Ask yourself these questions about the silent members of your team:
- If you spoke to those same people one-on-one, would they make a different contribution? Being more open in an intimate setting may indicate that they feel unheard in a group discussion.
- Do strong personalities dominate the conversation and make it difficult to participate? A common complaint from quieter personalities is, “I can’t get a word in.”
- Are they given the opportunity to provide feedback? Direct questions like “Suzanne, what do you think?” provide a better opening for quiet personalities. A non-specific request such as “Anybody have an opinion?” will almost certainly invite the powerful personalities to keep talking.
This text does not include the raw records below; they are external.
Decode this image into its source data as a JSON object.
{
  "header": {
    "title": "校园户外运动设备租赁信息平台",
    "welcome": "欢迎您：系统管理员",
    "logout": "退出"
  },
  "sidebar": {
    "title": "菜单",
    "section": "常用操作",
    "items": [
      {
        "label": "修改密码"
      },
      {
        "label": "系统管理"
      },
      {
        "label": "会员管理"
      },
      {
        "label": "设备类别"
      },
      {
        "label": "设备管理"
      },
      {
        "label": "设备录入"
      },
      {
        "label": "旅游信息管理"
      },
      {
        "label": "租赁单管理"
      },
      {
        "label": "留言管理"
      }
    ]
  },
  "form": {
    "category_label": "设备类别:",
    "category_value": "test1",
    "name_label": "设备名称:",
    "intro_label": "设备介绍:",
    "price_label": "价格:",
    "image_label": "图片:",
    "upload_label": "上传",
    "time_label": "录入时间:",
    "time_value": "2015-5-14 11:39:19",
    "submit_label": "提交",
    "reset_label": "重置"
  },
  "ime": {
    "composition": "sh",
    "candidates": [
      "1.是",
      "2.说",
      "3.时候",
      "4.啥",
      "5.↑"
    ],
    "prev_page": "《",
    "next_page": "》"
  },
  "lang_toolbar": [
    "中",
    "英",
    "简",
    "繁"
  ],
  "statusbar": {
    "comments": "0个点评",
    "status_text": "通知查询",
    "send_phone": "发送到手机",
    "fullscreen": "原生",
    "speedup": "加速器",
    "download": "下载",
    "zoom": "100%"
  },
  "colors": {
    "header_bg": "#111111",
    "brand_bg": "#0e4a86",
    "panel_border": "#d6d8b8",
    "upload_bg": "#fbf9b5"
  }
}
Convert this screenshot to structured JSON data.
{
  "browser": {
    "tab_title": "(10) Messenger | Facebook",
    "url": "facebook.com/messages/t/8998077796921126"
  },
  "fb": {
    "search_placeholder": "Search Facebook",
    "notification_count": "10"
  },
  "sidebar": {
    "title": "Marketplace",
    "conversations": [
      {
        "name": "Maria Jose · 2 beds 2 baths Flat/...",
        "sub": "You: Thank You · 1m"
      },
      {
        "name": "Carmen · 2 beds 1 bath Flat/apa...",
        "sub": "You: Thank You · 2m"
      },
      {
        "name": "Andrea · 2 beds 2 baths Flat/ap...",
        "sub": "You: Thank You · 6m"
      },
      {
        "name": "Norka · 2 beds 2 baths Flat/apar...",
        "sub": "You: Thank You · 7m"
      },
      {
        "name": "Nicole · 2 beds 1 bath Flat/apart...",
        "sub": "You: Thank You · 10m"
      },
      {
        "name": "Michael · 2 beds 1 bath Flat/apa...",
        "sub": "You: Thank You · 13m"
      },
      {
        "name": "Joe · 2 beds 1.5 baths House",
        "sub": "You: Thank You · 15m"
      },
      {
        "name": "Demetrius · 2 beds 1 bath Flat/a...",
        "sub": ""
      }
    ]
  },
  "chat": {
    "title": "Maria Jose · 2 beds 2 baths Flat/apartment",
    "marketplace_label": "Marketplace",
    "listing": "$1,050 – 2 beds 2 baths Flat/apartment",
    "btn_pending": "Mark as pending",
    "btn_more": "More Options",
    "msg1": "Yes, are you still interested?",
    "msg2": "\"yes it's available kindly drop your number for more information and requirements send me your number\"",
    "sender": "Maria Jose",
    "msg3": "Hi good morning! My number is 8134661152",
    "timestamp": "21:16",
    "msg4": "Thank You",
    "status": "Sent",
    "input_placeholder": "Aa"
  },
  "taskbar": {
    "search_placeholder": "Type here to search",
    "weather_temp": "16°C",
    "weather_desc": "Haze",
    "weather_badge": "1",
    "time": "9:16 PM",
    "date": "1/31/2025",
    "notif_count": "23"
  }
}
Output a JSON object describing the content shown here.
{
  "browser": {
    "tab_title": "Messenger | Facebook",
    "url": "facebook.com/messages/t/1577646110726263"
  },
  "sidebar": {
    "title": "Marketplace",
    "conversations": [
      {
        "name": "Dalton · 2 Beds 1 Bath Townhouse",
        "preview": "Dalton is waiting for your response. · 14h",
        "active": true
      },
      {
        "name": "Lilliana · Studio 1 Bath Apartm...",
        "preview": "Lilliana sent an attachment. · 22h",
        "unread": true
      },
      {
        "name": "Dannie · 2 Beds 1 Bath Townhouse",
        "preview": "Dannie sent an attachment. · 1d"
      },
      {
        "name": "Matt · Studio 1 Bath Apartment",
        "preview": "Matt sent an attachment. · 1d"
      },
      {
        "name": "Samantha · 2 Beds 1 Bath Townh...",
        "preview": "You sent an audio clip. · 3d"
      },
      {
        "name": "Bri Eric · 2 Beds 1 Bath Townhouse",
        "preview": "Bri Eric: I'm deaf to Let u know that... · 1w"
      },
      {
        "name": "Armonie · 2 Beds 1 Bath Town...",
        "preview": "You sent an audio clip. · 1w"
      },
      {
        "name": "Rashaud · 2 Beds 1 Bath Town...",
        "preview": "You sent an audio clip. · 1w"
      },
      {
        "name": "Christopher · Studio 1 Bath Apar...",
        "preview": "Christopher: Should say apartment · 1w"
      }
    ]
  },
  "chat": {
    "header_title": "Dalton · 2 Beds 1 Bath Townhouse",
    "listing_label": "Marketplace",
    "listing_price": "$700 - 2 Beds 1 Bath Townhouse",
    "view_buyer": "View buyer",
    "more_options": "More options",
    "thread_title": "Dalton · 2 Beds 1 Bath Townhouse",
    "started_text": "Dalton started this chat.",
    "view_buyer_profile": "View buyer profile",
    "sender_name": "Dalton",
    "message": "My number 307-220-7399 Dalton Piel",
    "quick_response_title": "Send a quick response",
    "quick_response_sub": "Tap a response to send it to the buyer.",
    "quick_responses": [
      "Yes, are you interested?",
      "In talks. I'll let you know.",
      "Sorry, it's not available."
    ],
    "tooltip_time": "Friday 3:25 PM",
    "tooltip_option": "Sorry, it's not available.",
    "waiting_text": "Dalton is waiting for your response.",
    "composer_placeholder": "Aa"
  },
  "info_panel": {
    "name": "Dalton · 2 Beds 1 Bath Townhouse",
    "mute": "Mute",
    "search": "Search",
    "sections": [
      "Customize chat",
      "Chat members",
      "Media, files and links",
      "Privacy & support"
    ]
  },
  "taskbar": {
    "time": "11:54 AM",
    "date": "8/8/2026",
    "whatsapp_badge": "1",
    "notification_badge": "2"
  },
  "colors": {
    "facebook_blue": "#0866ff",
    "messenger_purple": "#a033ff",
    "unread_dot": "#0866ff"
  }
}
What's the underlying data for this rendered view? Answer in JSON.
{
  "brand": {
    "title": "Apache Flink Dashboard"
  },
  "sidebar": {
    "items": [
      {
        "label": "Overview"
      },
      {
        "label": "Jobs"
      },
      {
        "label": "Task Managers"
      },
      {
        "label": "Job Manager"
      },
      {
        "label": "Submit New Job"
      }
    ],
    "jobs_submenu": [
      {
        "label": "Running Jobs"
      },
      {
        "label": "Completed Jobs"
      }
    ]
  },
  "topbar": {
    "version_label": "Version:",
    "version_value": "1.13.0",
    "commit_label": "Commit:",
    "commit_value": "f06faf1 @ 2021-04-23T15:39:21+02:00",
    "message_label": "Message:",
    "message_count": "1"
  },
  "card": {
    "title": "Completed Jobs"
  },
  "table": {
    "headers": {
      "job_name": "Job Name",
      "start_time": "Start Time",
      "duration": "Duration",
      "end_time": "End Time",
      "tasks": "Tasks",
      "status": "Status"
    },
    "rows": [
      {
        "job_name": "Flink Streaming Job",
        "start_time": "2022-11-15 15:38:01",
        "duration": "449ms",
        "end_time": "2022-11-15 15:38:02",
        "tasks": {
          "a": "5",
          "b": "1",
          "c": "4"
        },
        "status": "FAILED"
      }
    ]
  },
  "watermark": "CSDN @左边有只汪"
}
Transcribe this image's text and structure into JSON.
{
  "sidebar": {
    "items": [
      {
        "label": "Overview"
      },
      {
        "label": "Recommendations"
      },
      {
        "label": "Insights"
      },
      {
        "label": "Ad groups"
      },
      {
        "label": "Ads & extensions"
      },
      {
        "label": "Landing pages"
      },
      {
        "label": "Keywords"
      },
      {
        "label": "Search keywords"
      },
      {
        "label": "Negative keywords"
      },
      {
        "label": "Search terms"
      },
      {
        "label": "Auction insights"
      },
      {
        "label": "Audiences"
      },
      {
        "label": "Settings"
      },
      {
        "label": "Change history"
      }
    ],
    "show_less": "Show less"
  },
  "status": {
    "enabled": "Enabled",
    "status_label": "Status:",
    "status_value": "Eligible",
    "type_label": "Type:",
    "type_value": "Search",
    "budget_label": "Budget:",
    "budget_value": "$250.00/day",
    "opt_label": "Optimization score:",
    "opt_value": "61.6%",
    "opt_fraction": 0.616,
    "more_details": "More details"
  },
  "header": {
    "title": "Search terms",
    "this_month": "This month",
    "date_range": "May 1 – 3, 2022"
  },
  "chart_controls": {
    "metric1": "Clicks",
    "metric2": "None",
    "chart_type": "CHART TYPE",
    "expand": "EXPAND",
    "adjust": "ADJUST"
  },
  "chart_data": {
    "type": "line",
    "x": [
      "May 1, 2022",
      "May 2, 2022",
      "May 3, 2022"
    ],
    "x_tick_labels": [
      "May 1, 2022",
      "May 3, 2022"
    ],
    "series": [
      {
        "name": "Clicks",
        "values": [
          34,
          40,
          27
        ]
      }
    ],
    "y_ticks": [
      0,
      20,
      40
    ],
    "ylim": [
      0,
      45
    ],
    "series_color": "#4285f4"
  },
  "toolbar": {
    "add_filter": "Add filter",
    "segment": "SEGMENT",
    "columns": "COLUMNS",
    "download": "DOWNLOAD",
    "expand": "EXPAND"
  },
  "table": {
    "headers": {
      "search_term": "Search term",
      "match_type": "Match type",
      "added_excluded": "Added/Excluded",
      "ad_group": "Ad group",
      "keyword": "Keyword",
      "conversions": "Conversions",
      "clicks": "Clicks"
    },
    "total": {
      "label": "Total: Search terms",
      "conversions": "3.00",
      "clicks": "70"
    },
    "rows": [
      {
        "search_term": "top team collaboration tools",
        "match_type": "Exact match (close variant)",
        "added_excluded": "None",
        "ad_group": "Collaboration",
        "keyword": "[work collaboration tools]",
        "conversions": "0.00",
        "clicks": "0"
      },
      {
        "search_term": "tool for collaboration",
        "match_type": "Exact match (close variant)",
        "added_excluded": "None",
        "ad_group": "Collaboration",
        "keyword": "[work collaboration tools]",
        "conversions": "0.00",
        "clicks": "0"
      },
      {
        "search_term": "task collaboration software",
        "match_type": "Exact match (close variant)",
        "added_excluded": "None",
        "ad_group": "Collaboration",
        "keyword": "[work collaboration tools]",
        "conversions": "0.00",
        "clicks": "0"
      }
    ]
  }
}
- Are quieter personalities interrupted or finished talking when they do speak up? If you see this, pay close attention to see if that person tries to give feedback again. Chances are they won’t. Quieter, more introverted personalities are less likely to jump into the fray as a matter of course. If they do try to speak up, they won’t repeat themselves, speak louder, or contribute more to be heard. If no one listens, they just stop talking.
- Does your demeanor (or that of other members of the team) suggest that the case is closed before a calm personality has had a chance to weigh in? If body language or facial expressions indicate that feedback is not welcome, don’t be surprised if they don’t come up with suggestions.
If your end goal as a leader is to have a balanced, high-performing team, it is critical that all members feel a sense of psychological safety within that space. Without it, your organization loses the benefits of a think tank because team members are hesitant to raise ideas or concerns.
Also remember that the loudest talkers are not necessarily the most educated or knowledgeable. It’s important to understand the difference between people who really want to contribute and people who just want to be heard.